En ce moment, le lancement de nouvelles compagnies aériennes en Polynésie est à la mode, et Tahiti Seaplanes est loin d’être la moins originale et la moins avancée dans son projet.

Présentation de cette nouvelle compagnie qui n’attend plus qu’une autorisation d’utilisation des hydrosurfaces pour que son premier hydravion prenne son envol.

Merci à Arthur Cottrel, pilote et un des initiateurs du projet pour la présentation du projet et la discussion que nous avons eu à ce sujet, dont vous trouverez des extraits dans cet article.

Résumé du projet

L’activité doit débuter avec un hydravion léger CESSNA 206 Amphibie de 6 places (1 pilote et 5 passagers) et les services développés seront nouveaux et basés exclusivement sur les spécificités opérationnelles de l’hydravion.

Les activités principales seront initialement :
– la réalisation d’excursions touristiques, vols panoramiques,
– le transfert de passagers vers leurs lieux de villégiature,
– et les formations à l’hydravion.

La compagnie sera basée à l’aéroport de Tahiti Faa’a et opérera initialement sur l’archipel de la Société, avant d’envisager un développement vers les autres archipels.

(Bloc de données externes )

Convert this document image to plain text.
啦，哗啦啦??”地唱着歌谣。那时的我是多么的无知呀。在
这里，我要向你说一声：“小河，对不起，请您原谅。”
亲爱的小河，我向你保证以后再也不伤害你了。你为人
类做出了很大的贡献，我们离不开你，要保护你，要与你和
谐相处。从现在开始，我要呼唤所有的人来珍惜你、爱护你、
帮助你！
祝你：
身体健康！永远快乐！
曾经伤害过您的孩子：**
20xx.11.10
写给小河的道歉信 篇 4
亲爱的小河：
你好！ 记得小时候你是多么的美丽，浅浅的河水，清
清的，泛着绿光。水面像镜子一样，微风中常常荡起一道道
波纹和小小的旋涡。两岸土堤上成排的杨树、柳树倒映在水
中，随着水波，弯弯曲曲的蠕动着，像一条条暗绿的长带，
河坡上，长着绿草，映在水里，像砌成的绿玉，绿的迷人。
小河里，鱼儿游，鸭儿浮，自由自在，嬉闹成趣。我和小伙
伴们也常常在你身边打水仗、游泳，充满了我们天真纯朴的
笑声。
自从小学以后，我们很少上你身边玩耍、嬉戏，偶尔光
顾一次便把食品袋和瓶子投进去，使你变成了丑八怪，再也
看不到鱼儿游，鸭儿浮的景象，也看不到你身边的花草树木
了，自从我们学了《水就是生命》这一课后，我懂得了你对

Tahiti Seaplanes promet une expérience unique, spectaculaire, loin des sentiers battus du tourisme polynésien et à tarif abordable, pour une clientèle moyen – haut de gamme, « passionnés extrêmes » et « explorateurs ».
Le financement se fera sans aucune aide publique, et l’exploitation de ce type d’avion ne nécessite aucune infrastructure coûteuse.

Le seul obstacle au lancement de l’activité dès 2018 est l’agrément des hydrosurfaces par les autorités, qui tarde à venir…

Instigateurs du projet

Arthur Cottrel est pilote de ligne Air France (+ de 3600 heures de vol) et possède la qualification hydravion. Ingénieur de formation, il fut également auditeur financier (Mazars). Il sera président, et responsable Sécurité et Qualité de Tahiti Seaplanes

Pascal Gabriel est titulaire du Brevet Supérieur Technique Electromécanicien d’Aéronautique. Mécanicien de bord (Aéronavale, + de 2.200 heures de vol), et ancien Technicien de Maintenance Aéronautique. Il sera Directeur Général et Responsable Entretien de Tahiti Seaplanes.

Flotte

La flotte initiale de Tahiti Seaplanes sera constituée d’un unique hydravion Cessna 206 amphibie. Cet appareil, d’une capacité de 5 places + le pilote, est très léger et ne nécessite la construction d’aucune infrastructure spécifique. L’appareil en question est déjà acquis (et actuellement loué au Canada) et pourrait être convoyé en Polynésie très rapidement une fois l’ensemble des autorisations obtenues.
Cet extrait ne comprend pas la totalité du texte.